Saat ini, posisi Kepala Dinas Kesehatan Kabupaten Malang dijabat oleh Pelaksana Tugas (Plt) Ivan Drie. Menanggapi putusan bersejarah ini, Wiyanto menyampaikan harapannya agar proses pelaksanaan putusan majelis hakim dapat berjalan lancar.
“Menunggu ya Mas. Prosesnya sedang berjalan. Alhamdulillah semoga lancar,” ungkap Wiyanto dengan nada optimisme yang terpancar.

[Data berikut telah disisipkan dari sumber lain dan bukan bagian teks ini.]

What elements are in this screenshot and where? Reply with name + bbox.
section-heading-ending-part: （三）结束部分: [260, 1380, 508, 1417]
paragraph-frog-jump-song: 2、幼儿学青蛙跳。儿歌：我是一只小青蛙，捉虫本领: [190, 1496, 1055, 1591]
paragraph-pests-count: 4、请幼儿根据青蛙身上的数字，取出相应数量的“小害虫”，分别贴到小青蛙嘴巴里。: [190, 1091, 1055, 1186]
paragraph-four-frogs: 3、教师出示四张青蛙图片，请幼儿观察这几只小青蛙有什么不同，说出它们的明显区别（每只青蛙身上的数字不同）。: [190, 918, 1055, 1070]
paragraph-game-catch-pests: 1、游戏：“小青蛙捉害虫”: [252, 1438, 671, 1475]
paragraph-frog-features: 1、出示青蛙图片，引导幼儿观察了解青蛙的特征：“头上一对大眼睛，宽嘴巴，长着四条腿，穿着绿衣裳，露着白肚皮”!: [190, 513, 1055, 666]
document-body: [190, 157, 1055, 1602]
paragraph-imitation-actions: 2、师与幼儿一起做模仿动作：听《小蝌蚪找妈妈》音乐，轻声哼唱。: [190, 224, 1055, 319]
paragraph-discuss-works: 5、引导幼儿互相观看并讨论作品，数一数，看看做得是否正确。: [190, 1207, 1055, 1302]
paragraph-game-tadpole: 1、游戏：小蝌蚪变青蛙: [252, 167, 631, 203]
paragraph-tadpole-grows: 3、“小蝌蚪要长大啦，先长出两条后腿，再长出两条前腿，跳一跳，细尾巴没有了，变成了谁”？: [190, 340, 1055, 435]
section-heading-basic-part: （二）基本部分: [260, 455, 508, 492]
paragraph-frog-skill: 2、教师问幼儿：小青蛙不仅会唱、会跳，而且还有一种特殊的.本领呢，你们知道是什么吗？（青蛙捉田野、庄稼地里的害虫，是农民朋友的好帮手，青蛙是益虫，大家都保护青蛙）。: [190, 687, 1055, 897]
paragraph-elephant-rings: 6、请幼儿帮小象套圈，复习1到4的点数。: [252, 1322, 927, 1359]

Ia berharap Pemkab Malang segera menempatkannya kembali sesuai putusan MA. “Sesuai putusan. Saya akan bekerja sebaik-baiknya dan memajukan derajat masyarakat Kabupaten Malang,” pungkas Wiyanto.
Kemenangan ini bukan hanya personal, melainkan juga simbol harapan bagi setiap individu yang mencari keadilan dalam sistem birokrasi (ta/dnv).